Bertram specifically cited the case of Nevada, where the state started utilizing drones to make up for staffing shortages. In Hennepin County, Sheriff Dawanna Witt told KARE 11 earlier this year that her agency was down 20 percent in detention deputies.
At the same time, the Prison Policy Initiative has long argued that there are simply too many people in jails that don’t need to be there. Bertram referenced data showing that nearly a quarter of inmates in Hennepin County since March 2020 have been booked on “public order” charges.

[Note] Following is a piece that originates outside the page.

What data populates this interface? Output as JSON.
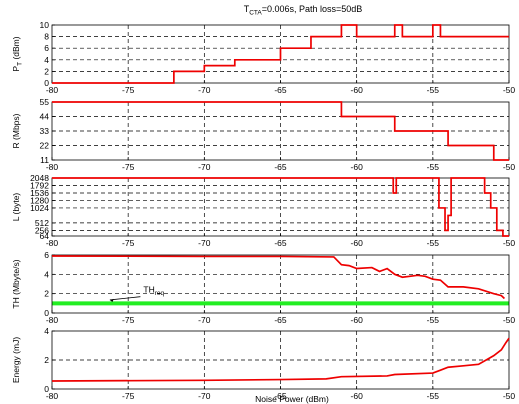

Although county data shows more than half of the people currently in Hennepin County custody face serious charges such as assault, homicide and weapons crimes, there is a notable portion — more than 13 percent — facing drug charges, which are sometimes intertwined with mental health struggles.
“There’s a large proportion of people in local jails across the country, that have a serious mental health issue,” Bertram said. “There have been a lot of jails that have attempted to alleviate the problems of jails not being equipped to handle these situations, by adding new facilities, adding new services. Unfortunately, because of the larger issue of staffing shortages — especially in the medical department — they’re not really able to follow through on those initiatives.”
James Stuart, the executive director of the Minnesota Sheriff’s Association, also acknowledges the same problem.
“Certainly the opioid crisis is one of them. The mental health challenges are very significant across the state,” Stuart said, “as we try to find adequate beds.”
In Hennepin County, the clock is ticking toward Dec. 5 for Sheriff Witt to find other beds for Hennepin County inmates, although her agency is only one part of the broader criminal justice system.
Sharon Brooks said she has confidence that Witt can find the right solution to manage jail overcrowding, as long as she’s able to work closely with prosecutors, judges, partner law enforcement agencies and other stakeholders.
“We can do better,” Brooks said. “But we have to face the reality that this is a team effort.”